2. The implication I get from the beginning of the paper is that, if only the RD assumptions were valid, Lee’s estimate would be just fine. Later on, you clarify that there are tradeoffs–basically, Lee is attempting to trade off validity for reliability. (I say that he’s trading off valididty because I don’t think anyone would really consider the incumbent-party effect as an incumbency effect.) So it’s clear by the end. But I didn’t think the point was so clear at the beginning. And a connection to the concepts of reliability and validity might be useful. That’s a general issue in causal inference: do you want a biased, assumption-laden estimate of the actual quantity of interest, or a crisp randomized estimate of something that’s vaguely related that you happen to have an experiment (or natural experiment) on?
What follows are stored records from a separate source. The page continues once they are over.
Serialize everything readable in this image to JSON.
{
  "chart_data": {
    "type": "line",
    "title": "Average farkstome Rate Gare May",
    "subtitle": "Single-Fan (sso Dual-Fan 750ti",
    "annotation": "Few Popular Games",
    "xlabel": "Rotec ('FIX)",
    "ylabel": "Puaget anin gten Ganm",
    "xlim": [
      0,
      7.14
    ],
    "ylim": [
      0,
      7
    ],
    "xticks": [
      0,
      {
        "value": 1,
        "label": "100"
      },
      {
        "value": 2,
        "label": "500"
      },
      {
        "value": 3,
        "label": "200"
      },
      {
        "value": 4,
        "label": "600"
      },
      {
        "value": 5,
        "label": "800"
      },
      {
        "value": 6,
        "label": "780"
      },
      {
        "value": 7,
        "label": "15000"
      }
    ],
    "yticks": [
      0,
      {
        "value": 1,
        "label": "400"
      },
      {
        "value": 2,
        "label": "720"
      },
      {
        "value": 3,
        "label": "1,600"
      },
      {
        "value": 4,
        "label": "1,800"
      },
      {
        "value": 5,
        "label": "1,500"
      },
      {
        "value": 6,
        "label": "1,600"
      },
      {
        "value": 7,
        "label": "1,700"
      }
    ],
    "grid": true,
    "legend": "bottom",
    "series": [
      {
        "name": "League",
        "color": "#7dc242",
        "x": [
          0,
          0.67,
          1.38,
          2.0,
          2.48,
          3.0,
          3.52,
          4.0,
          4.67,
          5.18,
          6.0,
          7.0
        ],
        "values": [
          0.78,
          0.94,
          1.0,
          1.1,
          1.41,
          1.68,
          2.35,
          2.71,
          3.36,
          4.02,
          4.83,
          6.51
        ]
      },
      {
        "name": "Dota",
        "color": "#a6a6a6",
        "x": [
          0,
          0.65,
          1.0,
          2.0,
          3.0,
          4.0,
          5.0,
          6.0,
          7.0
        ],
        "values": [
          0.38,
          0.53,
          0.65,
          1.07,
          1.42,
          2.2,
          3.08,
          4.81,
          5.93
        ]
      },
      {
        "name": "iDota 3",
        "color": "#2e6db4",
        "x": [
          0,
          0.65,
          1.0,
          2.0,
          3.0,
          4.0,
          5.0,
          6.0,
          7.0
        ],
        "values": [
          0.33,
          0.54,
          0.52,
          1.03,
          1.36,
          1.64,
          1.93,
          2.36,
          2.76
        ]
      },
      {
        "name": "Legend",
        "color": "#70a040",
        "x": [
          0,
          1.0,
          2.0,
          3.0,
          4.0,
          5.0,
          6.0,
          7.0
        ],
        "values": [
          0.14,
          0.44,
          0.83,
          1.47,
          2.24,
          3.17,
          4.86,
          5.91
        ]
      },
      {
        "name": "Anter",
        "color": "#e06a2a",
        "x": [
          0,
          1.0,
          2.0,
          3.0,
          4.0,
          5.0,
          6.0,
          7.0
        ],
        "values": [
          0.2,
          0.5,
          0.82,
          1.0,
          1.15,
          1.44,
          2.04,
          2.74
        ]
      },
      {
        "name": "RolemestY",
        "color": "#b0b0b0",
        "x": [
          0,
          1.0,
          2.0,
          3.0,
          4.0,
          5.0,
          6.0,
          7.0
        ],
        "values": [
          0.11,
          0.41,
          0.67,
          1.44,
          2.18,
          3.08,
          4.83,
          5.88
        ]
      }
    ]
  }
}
3. You’re not gonna be suprised to hear that I think Table 2 should be a graph. Also, I really really don’t recommend fitting fourth-order polynomials. This is a weird thing that economists do, I don’t know why they do it unless it’s from some sort of strange tradition. High-order polynomials blow up at the extremes. Splines would be better. I suppose I should write a paper about this–maybe you’d be interested in collaborating on such an effort?
4. I think your conclusion is great, but I don’t get the point about “mass produced” studies. We only need one at a time, right? Mass production seems like a lot to ask in any case.
This is good stuff. Caughey and Sekhon cover some ground in the incumbency problem, do some innovative data analysis, and connect to important larger questions regarding reliability and validity in causal inference, and the temptation that’s out there to choose simple designs or simple models in order to obtain clean identification which might end up identifying a parameter that doesn’t quite line up to the original causal question of interest.